1. What are the lessons learned from PES in developed and developing countries?

We have a lot of PES projects being developed in Brazil and it became a trend over here. Most of them are related to water, carbon and biodiversity. From my experience in this projects I can enumerate some challenges which those initiatives are meeting and trying to overcome:

  • Legal problems: some of the PES schemes are developed by municipalities or state government and there is a legal contradiction in the financial transaction (from the public to the private)
  • Forest Code: in some projects related to water conservation, the payment is related to the conservation or restoration of the “Permanent Preservation Areas – APPs”, defined by law and associated to some spatial limits, that some times are not being respected by the PES schemes. How to justify a payment for someone who is not even respecting the law?
  • About the voluntariness of PES projects: how to guarantee that the adhesion is volunteer if many projects are directly related to “helping the landowner to follow the law” and he is vulnerable to the penalties?
  • How to justify a payment to help someone follow the law but to someone else not? (the projects are not all-inclusive, not even in Brazil or in the cities they are developed)?
  • There are some projects where the price of the payment does not reach the opportunity cost, so it is not interesting to the landowner to join the project. So, there is financial support, but there is no environmental service provider.
  • In my opinion PES schemes MUST be integrated to environmental education, the ES providers MUST be involved and participate from the design of the project, and their suggestions and comments should be strongly considered in the implementation of the project, otherwise the change of behavior will be permanently related to the financial transaction.
  • Payment cannot be related to the total area of the farm, but to the area to be conserved or any methodology that value the service that portion of landscape is providing – otherwise the inequality will just be exacerbated.
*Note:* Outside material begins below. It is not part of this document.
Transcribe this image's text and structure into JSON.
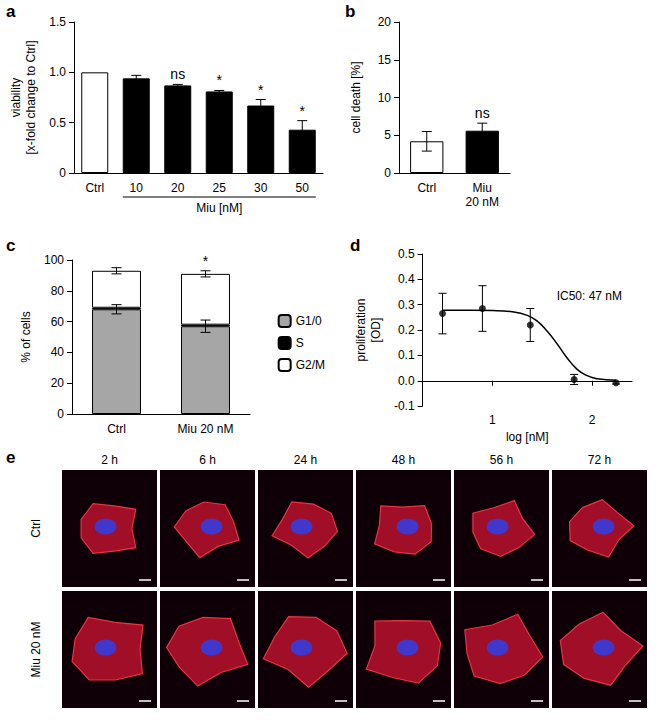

2. PES can be conceived as a diverse set of policies, institutions and processes that mobilize funding from direct beneficiaries, taxpayers, consumers and other interested parties to reward/remunerate/pay providers of environmental services. Which type of PES-related policy instruments would you recommend for your own particular country and why?

In Brazil there is a Law Project to regulate the PES policies, but it is “locked” in the congress for 7 years already. At the same time, we figure many types of PES schemes, adopting several solutions and methodologies, trying to fit the local reality and financial support available. Projects are developed by NGOs, municipalities, state governments, companies, and are paying totally different amounts (many times for the same services).

Despite recognizing the importance of adopting methodologies adequated to the local reality, I wonder if the results and impact of them would not reach higher proportion if following a “model” or unique strategy.

In fact there is a initiative from ANA (Water National Agency) called “Produtor de Água” that stimulates the development of PES projects and gives technical assistance to it. Anyway, the “PES trend” is making many initiatives emerge, sometimes without enough prepare and assistance.

In São Paulo, the Environmental Secretary tried for years to develop an incentive program to the municipalities create PES projects to protect water springs. But it didn´t work. Now the idea is to give farmers who intend to get adequated to the Forest Code, all the tools to do it: fences, seedlings. Instead of paying them.

3. What should be the role of innovation and entrepreneurship in making PES work for sustainable development?

In some places, where there are a great number of small properties, focus on individual farmers is the only way to reach conservation of relevant areas, where there is potential and necessity of environmental services providing. Those areas are populated and you can not just remove the population. You have to give them ways to provide these services. PES is one of the possibilities.